Le blocage des sphingolipides empêche la dystrophie musculaire
Dans son étude, le laboratoire de Johan Auwerx de la Faculté des sciences de la vie de l’EPFL a établi la première connexion entre la dystrophie musculaire et les sphingolipides, un groupe de lipides bioactifs. Cette étude est publiée dans Science Advances.
Dystrophie musculaire
Le terme générique «dystrophie musculaire» regroupe des maladies dans lesquelles des mutations génétiques entraînent une faiblesse et une dégénérescence progressive des muscles squelettiques. La myopathie de Duchenne (Duchenne muscular dystrophy, DMD) représente près de la moitié des cas de dystrophie musculaire. La DMD est causée par une mutation du gène qui code pour la dystrophine, une protéine de soutien de la structure musculaire qui permet l’ancrage du cytosquelette des cellules musculaires à la face cytoplasmique du sarcolemme.
Les mutations de la dystrophine affectent différentes voies biologiques, ce qui provoque les symptômes caractéristiques de la myopathie de Duchenne: perte d’intégrité des membranes cellulaires, dérégulation de l’homéostasie calcique, inflammation chronique, fibrose et trouble du remodèlement tissulaire.
Lien avec les sphingolipides
Découverts en 1870 et nommés d’après le fameux Sphinx, les sphingolipides constituent un groupe de lipides bioactifs que l’on pense impliqués dans la signalisation cellulaire et, étonnamment, dans beaucoup de symptômes de la DMD. Les chercheurs se sont donc demandé si la synthèse des sphingolipides pouvait être altérée dans la DMD et, dans ce cas, si ces lipides pouvaient participer à la pathogenèse de la DMD. Pour répondre à cette question, les chercheurs ont étudié un modèle murin de dystrophie musculaire.
Tout d’abord, ils ont découvert que les souris atteintes de DMD présentaient une accumulation d’espèces intermédiaires de la biosynthèse des sphingolipides.

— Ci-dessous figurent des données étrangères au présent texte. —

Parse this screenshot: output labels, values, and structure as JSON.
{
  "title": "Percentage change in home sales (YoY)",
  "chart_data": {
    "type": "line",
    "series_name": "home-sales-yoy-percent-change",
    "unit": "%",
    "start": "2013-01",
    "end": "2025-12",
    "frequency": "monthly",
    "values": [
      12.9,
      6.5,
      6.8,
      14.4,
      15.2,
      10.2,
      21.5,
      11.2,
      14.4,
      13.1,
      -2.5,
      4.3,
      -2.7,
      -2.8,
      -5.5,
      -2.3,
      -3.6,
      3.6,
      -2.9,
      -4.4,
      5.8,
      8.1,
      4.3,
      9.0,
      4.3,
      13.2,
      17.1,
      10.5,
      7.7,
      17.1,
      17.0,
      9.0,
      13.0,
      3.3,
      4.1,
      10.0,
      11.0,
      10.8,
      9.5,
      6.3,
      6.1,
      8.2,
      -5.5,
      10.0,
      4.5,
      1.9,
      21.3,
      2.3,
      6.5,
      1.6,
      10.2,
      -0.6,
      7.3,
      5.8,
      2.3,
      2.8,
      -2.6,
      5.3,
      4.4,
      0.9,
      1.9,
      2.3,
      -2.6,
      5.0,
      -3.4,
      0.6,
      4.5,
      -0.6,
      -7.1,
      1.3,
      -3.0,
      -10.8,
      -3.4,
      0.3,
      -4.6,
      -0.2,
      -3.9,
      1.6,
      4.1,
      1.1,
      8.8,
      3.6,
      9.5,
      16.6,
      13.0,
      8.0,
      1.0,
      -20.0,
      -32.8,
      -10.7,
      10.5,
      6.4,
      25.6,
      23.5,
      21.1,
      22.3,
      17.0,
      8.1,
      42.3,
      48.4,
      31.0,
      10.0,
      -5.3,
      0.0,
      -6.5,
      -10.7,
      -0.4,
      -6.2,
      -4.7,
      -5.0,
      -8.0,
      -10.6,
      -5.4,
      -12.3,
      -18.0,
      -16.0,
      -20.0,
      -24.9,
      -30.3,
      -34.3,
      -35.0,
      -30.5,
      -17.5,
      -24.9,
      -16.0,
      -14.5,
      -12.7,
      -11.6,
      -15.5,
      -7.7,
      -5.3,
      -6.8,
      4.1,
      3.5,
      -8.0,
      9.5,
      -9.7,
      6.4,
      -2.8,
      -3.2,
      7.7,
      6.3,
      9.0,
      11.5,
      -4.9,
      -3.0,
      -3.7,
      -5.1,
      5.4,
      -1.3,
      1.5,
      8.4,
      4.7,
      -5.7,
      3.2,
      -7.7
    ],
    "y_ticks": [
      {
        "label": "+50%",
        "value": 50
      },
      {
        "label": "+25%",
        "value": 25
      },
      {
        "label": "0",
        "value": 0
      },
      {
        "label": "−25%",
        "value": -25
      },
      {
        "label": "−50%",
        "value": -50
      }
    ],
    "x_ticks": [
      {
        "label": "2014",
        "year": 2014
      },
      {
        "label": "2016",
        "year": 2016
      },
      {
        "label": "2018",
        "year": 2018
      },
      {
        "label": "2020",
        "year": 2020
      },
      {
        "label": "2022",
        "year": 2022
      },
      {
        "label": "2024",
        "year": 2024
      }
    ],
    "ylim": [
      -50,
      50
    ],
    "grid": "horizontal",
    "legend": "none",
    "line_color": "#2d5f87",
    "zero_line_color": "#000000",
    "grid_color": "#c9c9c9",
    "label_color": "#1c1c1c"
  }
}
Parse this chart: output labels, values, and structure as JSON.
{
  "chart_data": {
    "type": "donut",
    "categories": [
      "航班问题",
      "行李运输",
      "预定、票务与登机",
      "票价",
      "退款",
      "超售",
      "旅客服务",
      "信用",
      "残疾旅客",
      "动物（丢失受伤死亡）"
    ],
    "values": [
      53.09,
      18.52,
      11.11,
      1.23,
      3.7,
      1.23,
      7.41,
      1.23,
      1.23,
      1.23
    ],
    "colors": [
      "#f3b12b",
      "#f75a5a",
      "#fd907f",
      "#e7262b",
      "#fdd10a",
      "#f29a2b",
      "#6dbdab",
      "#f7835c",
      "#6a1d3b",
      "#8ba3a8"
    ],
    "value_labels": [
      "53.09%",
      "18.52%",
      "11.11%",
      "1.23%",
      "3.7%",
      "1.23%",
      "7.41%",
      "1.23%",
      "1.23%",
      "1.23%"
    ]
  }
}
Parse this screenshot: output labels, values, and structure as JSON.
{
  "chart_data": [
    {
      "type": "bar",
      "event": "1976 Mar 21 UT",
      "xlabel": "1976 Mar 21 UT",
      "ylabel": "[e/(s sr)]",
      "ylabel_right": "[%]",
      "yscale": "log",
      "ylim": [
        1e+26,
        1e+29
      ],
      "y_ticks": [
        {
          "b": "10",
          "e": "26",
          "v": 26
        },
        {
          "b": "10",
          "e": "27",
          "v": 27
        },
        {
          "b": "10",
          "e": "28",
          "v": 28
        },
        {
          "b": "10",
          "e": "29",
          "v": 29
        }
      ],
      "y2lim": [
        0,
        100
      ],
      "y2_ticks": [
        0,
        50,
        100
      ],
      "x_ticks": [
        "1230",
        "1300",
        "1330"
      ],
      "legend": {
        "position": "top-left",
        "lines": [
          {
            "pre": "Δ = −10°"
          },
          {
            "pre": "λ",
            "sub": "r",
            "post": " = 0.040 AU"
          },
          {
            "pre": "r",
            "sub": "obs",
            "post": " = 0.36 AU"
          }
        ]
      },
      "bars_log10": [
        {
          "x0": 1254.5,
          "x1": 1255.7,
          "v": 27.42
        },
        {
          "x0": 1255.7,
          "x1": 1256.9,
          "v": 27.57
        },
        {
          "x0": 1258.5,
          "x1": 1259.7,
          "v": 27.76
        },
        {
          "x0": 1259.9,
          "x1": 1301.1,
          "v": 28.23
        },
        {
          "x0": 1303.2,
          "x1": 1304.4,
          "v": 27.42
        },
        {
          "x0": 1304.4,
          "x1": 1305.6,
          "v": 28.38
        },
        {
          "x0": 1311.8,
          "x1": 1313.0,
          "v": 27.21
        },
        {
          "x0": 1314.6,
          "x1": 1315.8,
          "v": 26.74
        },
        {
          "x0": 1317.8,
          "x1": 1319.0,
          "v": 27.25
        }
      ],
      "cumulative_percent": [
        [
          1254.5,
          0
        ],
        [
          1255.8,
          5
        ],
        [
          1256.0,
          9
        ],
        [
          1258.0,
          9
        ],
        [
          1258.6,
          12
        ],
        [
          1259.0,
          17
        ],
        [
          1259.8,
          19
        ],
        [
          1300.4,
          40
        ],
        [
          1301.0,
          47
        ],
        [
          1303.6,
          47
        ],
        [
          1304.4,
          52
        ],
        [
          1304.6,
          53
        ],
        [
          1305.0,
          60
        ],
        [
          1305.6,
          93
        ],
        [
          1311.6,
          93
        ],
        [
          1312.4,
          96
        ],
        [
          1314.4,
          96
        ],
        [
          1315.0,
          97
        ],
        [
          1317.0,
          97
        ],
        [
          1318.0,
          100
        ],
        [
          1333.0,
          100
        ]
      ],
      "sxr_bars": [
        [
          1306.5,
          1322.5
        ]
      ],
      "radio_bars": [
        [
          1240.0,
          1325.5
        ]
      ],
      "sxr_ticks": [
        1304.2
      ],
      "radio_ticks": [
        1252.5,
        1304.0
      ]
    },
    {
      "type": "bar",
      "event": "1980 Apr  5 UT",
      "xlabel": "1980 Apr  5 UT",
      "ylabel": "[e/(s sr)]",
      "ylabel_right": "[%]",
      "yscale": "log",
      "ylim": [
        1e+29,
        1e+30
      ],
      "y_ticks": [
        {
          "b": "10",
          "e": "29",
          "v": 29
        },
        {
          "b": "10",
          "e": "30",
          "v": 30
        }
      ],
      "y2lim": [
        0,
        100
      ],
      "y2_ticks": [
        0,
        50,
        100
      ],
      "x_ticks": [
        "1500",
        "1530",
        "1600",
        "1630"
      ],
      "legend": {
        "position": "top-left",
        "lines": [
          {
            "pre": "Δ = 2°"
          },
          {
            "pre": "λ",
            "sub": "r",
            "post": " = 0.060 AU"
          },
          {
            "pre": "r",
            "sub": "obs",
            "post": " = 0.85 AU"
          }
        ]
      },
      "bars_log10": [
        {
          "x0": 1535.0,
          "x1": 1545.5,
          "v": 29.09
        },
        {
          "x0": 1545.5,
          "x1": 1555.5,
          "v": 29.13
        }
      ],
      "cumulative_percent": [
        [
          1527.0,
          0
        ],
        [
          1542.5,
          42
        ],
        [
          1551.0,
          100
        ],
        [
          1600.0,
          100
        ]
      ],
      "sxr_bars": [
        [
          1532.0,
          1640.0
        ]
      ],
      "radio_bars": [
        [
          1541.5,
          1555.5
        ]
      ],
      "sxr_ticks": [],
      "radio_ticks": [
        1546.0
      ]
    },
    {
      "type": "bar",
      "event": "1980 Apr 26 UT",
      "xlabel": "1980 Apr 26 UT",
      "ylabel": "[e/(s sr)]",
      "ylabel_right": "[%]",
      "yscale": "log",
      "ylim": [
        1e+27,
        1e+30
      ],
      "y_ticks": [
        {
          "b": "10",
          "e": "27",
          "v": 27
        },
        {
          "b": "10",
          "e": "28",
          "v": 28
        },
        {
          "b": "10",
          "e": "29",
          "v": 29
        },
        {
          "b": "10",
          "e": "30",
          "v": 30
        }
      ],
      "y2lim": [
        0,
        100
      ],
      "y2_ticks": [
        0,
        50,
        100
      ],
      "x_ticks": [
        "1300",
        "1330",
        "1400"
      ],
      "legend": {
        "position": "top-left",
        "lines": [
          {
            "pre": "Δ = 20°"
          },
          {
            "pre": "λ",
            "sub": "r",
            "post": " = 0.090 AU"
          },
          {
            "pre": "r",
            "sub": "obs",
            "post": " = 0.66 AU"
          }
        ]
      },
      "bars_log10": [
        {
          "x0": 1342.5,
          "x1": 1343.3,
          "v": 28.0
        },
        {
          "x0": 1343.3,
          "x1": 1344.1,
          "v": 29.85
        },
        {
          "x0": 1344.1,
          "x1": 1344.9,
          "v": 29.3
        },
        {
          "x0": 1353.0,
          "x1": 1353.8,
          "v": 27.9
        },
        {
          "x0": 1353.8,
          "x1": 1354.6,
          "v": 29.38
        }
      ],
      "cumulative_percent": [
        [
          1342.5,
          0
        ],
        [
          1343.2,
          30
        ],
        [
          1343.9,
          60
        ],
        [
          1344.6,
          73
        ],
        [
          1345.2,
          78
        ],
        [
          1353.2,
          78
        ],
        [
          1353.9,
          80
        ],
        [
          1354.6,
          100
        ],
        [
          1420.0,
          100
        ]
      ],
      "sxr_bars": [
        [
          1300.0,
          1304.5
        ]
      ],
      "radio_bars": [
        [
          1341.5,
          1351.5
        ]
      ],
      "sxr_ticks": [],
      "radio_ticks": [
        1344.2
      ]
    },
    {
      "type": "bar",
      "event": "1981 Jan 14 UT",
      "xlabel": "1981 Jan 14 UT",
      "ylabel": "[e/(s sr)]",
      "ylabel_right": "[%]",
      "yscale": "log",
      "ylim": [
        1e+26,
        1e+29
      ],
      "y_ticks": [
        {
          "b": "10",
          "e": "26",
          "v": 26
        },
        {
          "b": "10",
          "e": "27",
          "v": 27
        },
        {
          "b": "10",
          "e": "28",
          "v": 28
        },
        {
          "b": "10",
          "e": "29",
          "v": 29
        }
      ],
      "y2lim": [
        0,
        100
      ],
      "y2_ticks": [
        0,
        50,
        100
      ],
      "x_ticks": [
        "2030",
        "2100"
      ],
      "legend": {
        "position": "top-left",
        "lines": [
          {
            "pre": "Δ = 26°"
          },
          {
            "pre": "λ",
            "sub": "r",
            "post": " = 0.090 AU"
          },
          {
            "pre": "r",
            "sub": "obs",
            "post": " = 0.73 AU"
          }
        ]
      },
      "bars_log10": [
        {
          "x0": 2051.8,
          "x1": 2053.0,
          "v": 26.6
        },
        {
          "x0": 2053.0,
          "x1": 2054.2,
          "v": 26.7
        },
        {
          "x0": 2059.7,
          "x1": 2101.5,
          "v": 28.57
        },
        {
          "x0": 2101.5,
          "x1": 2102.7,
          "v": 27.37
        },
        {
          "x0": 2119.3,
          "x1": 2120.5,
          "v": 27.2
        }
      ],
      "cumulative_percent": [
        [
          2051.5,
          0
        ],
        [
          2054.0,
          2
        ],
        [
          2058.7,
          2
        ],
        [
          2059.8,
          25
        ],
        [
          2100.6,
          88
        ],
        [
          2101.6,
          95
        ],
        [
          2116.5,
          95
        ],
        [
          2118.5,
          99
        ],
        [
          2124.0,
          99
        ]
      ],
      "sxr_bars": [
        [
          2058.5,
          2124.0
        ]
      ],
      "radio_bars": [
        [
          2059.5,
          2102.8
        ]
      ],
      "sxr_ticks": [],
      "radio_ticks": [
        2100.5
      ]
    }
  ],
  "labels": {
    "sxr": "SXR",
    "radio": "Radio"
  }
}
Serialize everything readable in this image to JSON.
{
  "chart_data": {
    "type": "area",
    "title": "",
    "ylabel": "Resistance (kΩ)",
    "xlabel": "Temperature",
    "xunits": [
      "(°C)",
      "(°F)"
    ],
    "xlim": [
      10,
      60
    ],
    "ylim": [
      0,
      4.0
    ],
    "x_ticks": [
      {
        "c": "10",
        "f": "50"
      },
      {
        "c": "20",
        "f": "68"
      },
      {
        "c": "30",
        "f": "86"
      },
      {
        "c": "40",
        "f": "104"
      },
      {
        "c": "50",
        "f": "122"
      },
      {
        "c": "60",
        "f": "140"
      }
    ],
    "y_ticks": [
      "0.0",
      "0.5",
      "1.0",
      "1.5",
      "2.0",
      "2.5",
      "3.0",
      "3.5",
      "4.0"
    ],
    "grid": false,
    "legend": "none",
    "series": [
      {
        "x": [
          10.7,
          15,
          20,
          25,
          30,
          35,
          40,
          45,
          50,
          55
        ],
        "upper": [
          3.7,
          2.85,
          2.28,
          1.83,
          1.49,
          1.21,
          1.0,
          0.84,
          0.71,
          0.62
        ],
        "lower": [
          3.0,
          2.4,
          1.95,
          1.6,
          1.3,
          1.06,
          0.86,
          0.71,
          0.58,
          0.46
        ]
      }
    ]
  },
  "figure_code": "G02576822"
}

Ce premier indice montrait donc que le métabolisme des sphingolipides était anormalement augmenté dans le contexte de la dystrophie musculaire.
Ensuite, les chercheurs ont utilisé un composé appelé «myriocine» pour bloquer l’une des enzymes clés de la voie de synthèse de novo des sphingolipides. Le blocage de la synthèse des sphingolipides a empêché la perte de fonction musculaire liée à la DMD chez les souris.
En poursuivant cette piste, les chercheurs ont constaté que la myriocine stabilisait le renouvellement du calcium musculaire et réversait la fibrose du diaphragme et du muscle cardiaque. Le blocage de la synthèse des sphingolipides a également réduit l’inflammation musculaire observée dans la DMD, notamment en promouvant un phénotype anti-inflammatoire des macrophages, un sous-type de cellule immunitaire.
«Notre étude identifie l’inhibition de la synthèse des sphingolipides, qui cible ainsi de multiples voies pathogéniques simultanément, comme une stratégie prometteuse pour le traitement des dystrophies musculaires», écrivent les auteurs.
Vieillissement musculaire et ARN
Cette étude succède à un autre article du groupe de Johan Auwerx sur le vieillissement musculaire, qui démontre les effets de l’exercice sur l’expression de gènes transcrits en ARN non codant dans les muscles squelettiques. Le vieillissement musculaire accéléré conduit à une maladie appelée sarcopénie, caractérisée par une perte importante de la masse musculaire et de la fonction musculaire chez les personnes âgées. Les chercheurs de l’EPFL ont découvert le long ARN non codant «CYTOR» et ont étudié son rôle dans les muscles sarcopéniques de rongeurs, de vers ainsi que dans des cellules humaines. Cette étude a été publiée dans Science Translational Medicine.